Thanks for the quick response.  Yeah, did that first thing.  Didn't help.  Can still use flash, so no biggie, really.  Don't get the flash signal in the viewfinder so set everything manually, but camera still works fine otherwise.  Put a new  seal kit in her, shutter seems accurate too.  Thanks again.


----------



## compur (Nov 25, 2018)

The 155A flash was made for the earlier AE-1 model (not Program) and may not support that viewfinder ready light feature on the AE-1 Prgm.

The later 188A flash was made for the AE-1 Program model and does support that feature.

The 166A flash may also work.


----------



## Idaho Spud (Nov 25, 2018)

Thank you compur!  Now that is a piece of useful info!  Any way for me to determine if the aperture, sync,  etc. is being set auto?   I really hate NOT knowing things.    Much appreciated.


----------



## compur (Nov 25, 2018)

Idaho Spud said:


> Any way for me to determine if the aperture, sync,  etc. is being set auto?



With no flash attached, set speed to 1 second and aperture wide open. Open the back and look through the lens from the rear while you fire the shutter. (Without film loaded, of course.)

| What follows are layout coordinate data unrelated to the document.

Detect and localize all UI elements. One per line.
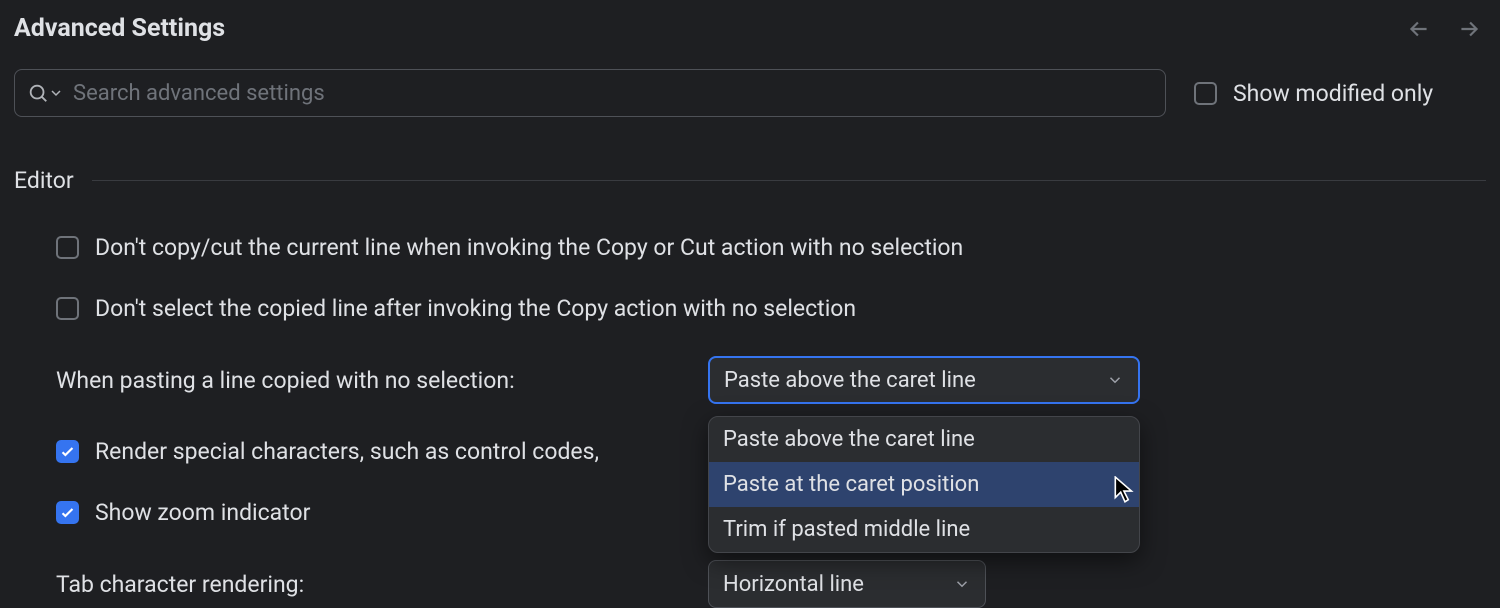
label-tab-rendering: Tab character rendering: xyxy=(56,571,708,598)
section-title: Editor xyxy=(14,167,74,194)
show-modified-only[interactable]: Show modified only xyxy=(1194,80,1433,107)
select-tab-rendering[interactable]: Horizontal line xyxy=(708,560,986,608)
option-dont-select-copied[interactable]: Don't select the copied line after invok… xyxy=(56,295,1486,322)
mouse-cursor-icon xyxy=(1114,476,1136,504)
checkbox-dont-copy-cut[interactable] xyxy=(56,236,79,259)
label-dont-copy-cut: Don't copy/cut the current line when inv… xyxy=(95,234,963,261)
show-modified-checkbox[interactable] xyxy=(1194,82,1217,105)
section-divider xyxy=(92,180,1486,181)
back-arrow-icon[interactable] xyxy=(1406,16,1432,42)
setting-paste-behavior: When pasting a line copied with no selec… xyxy=(56,356,1486,404)
forward-arrow-icon[interactable] xyxy=(1456,16,1482,42)
search-input[interactable] xyxy=(73,81,1153,106)
chevron-down-icon xyxy=(1106,371,1124,389)
select-paste-value: Paste above the caret line xyxy=(724,368,976,393)
search-box[interactable] xyxy=(14,69,1166,117)
setting-tab-rendering: Tab character rendering: Horizontal line xyxy=(56,560,1486,608)
select-paste-behavior[interactable]: Paste above the caret line xyxy=(708,356,1140,404)
label-dont-select-copied: Don't select the copied line after invok… xyxy=(95,295,856,322)
page-title: Advanced Settings xyxy=(14,14,225,43)
label-paste-behavior: When pasting a line copied with no selec… xyxy=(56,367,708,394)
checkbox-dont-select-copied[interactable] xyxy=(56,297,79,320)
paste-dropdown: Paste above the caret line Paste at the … xyxy=(708,416,1140,553)
select-tab-value: Horizontal line xyxy=(723,572,864,597)
label-show-zoom: Show zoom indicator xyxy=(95,499,310,526)
dropdown-item-paste-above[interactable]: Paste above the caret line xyxy=(709,417,1139,462)
option-dont-copy-cut[interactable]: Don't copy/cut the current line when inv… xyxy=(56,234,1486,261)
dropdown-item-trim-middle[interactable]: Trim if pasted middle line xyxy=(709,507,1139,552)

Without flash attached you'll get 1 second shutter at max aperture. Then attach the flash and turn it on and when the ready light comes on try again. You should now get something else (faster speed and/or smaller aperture). Turn off or remove the flash and it should go back to 1 sec @ wide open.


----------



## Idaho Spud (Nov 25, 2018)

This place is great...gonna do that right now,  no film in camera at the moment.  Big thank you!


----------



## Idaho Spud (Nov 25, 2018)

Did the test compur...not setting either, but at least I know now.  Camera was a gift (used) many years ago from my uncle.  Acquired a couple of lenses and the flash but really never used it much.  Found a place close by who still does film processing/printing.  Recently got a Minolta 700si on ebay to replace 7000 that went belly-up.  Works perfect for 47 bucks shipped and can use all my Minolta lenses.  Thanks a lot.  Gonna like it here.


----------



## cooltouch (Dec 6, 2018)

Canon's top of the line shoe-mount flash back then was the 199A, which should work perfectly for your camera. These days you can pick up 199As for very little, so I'd recommend you ditch that whimpy 155A, forget about the 188A ( I bought one to use with my A-1 and hated it) and get a _real_ flash -- the 199A.


----------



## Idaho Spud (Dec 6, 2018)

Thanks, Michael, I'll check them out.


----------



## cooltouch (Dec 7, 2018)

The 199A is a decent flash. The only thing that annoys me about it is it doesn't have swivel. Just bounce. If you think you might want a flash with swivel capabilities, one good one that doesn't cost much is the old Sunpak 433D. D stands for dedicated, so you'll want to find one with a Canon module. Incidentally, these modules can be changed on that flash, which is a handy feature if you're using more than one old film camera system. I just found one on eBay with Canon module for $24. You can often find just the modules there too. They have a decent amount of power output, about the same as the 199A.


----------